Falling oil price, cuts in production quota by the Organisation of Petroleum Exporting Countries (OPEC), among others, is creating panic in financial sector, as analysts fear the 2019 budget may not be implementable after all.

Nigeria is set to cut its daily oil production output by a minimum of 43,775 barrels from January 2019.

This followed the decision by OPEC to cut 800,000 barrels, or 2.5 per cent of members daily output.

In spite of basing its oil production output at 2.3 million barrel per day, the country has continued to produce less than 2 million barrel of oil per day.

After its meeting in Vienna, Austria, last Friday, the oil cartel agreed that the drop will be for an initial period of six months till June 2019.

In a communiqué after the meeting, the oil body explained that the latest cut would help stabilise and strengthen crude oil prices at the international oil market.

Nigeria has consistently been producing below the 2.3 million barrels daily benchmark in the approved budgets, since 2016.

Benchmark for 2019 Budget

Speaking with State House correspondents after the Federal Executive Council approved the 2019-2021 Medium Term Expenditure Framework (MTEF), and Fiscal Strategy Paper (FSP), the Minister of Budget and National Planning, Senator Udoma Udo Udoma, said oil price benchmark of $60 per barrel, oil production of 2.3 million barrels per day are some of the assumptions being proposed for the 2019 budget.

However, with the latest move by the oil cartel and the volatility of the market which has seen a drop in oil price from close to $80 to about $60 per barrel, analysts are of the view that implementing the budget may pose some challenges.

‘No reason for panic’

However, Nigeria’s representative in OPEC, Mele Kyari, recently told Premium Times that there was no reason for Nigerians to worry over the impact of the cut on the country’s oil output projections.

According to him, “the OPEC decision to cut the output of members affects only Nigeria’s regular oil production, and not condensate.”

Condensates are gas hydrocarbons often classified as ultra-light oil, extracted in liquid form during the oil drilling process.

‘No significant negative impact’

Alluding to Mr.
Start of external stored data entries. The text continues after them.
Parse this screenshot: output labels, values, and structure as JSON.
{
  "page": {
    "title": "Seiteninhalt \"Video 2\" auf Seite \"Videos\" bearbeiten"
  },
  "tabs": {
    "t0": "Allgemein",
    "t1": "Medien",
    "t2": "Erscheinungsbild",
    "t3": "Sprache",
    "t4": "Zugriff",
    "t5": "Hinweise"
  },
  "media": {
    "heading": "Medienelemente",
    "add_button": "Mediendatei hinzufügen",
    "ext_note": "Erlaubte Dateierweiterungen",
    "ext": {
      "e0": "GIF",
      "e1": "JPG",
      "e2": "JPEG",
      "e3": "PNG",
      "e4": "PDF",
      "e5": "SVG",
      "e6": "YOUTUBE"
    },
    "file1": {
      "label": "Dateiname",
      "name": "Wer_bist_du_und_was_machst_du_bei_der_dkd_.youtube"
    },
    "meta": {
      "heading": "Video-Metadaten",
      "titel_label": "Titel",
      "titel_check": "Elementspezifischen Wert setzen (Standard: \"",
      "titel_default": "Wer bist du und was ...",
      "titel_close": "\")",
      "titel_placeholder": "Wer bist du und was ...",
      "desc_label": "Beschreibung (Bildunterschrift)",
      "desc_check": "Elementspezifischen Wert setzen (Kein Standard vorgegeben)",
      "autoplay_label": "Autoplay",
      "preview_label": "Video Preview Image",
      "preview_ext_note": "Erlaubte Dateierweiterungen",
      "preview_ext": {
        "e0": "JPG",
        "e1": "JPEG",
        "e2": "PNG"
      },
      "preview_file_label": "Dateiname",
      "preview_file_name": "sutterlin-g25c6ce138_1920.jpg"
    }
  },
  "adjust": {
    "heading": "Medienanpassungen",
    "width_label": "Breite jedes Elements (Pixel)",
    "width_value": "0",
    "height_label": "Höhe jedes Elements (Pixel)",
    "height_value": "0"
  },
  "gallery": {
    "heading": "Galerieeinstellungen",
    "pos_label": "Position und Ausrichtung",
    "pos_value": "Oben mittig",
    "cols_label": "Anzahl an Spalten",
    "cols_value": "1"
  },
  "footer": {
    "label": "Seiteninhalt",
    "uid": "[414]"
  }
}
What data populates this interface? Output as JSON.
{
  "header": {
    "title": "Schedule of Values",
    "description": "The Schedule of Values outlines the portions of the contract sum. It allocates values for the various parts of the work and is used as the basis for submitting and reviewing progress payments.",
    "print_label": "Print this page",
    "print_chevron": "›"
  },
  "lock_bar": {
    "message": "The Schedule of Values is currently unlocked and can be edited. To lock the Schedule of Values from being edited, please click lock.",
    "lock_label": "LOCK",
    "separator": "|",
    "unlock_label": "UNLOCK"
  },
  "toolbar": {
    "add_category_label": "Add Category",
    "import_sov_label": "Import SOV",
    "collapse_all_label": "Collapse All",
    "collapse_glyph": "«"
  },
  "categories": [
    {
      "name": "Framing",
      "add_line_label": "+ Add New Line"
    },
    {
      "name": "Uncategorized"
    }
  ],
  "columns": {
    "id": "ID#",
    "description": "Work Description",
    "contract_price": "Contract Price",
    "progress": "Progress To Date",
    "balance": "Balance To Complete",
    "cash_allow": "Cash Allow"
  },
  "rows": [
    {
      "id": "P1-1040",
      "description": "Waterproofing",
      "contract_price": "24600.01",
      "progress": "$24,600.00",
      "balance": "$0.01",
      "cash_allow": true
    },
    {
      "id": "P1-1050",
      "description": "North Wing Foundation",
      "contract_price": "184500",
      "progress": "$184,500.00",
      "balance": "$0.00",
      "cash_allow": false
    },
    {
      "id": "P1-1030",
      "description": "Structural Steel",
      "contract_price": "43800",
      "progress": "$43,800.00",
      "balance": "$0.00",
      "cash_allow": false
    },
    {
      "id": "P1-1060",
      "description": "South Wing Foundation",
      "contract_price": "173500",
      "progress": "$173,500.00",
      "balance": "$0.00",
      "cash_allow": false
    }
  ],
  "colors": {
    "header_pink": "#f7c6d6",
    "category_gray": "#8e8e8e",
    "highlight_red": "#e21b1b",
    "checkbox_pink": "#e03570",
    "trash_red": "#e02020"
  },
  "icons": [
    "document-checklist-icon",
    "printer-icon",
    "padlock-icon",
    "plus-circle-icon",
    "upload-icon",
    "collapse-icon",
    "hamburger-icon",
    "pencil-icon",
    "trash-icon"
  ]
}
Mele’s position, Professor Uche Uwaleke, insisted that the cut in Nigeria’s quota will not have a significant negative impact on the 2019 budget.

According to Uwaleke, over the years, the country has been producing below its yearly budgeted figure.

“The 2019 budget is based on 2.3 mbpd projection including condensates. The OPEC quota excludes condensates. I do not think a cut in Nigeria’s quota will have a significant negative impact on the 2019 budget, giving the fact the actual crude oil output in Nigeria for many years now, has been below the budgeted figure either due to vandalism of pipeline facilities or repairs and maintenance to oil facilities,” he added.

However, the Lead Director, Think Act Consult, Jaye Gaskia, opined that the country will experience shortfall in its oil revenue.

Jaye told our correspondent that “the 2019 budget was predicated on over 2 million barrels per day production, which means that there will be at least two oil related revenue shortfalls-the first from falling and unstable oil prices which itself, is due to overproduction and oversupply, and the second will be from production cut due to OPEC cuts.”

Implementation hitches

However, the Executive Director, Fiscal, Accountability and Transparency Initiative, Charles Edo is worried that the 2019 budget will be impossible to implement.

“It will be practically impossible to implement the budget, except oil price goes up to fill in for the shortfall in production.

“But if it is at the same price and we are not even meeting up with existing production quota, then the future is bleak for Nigeria. We have to look inwards,” he posited.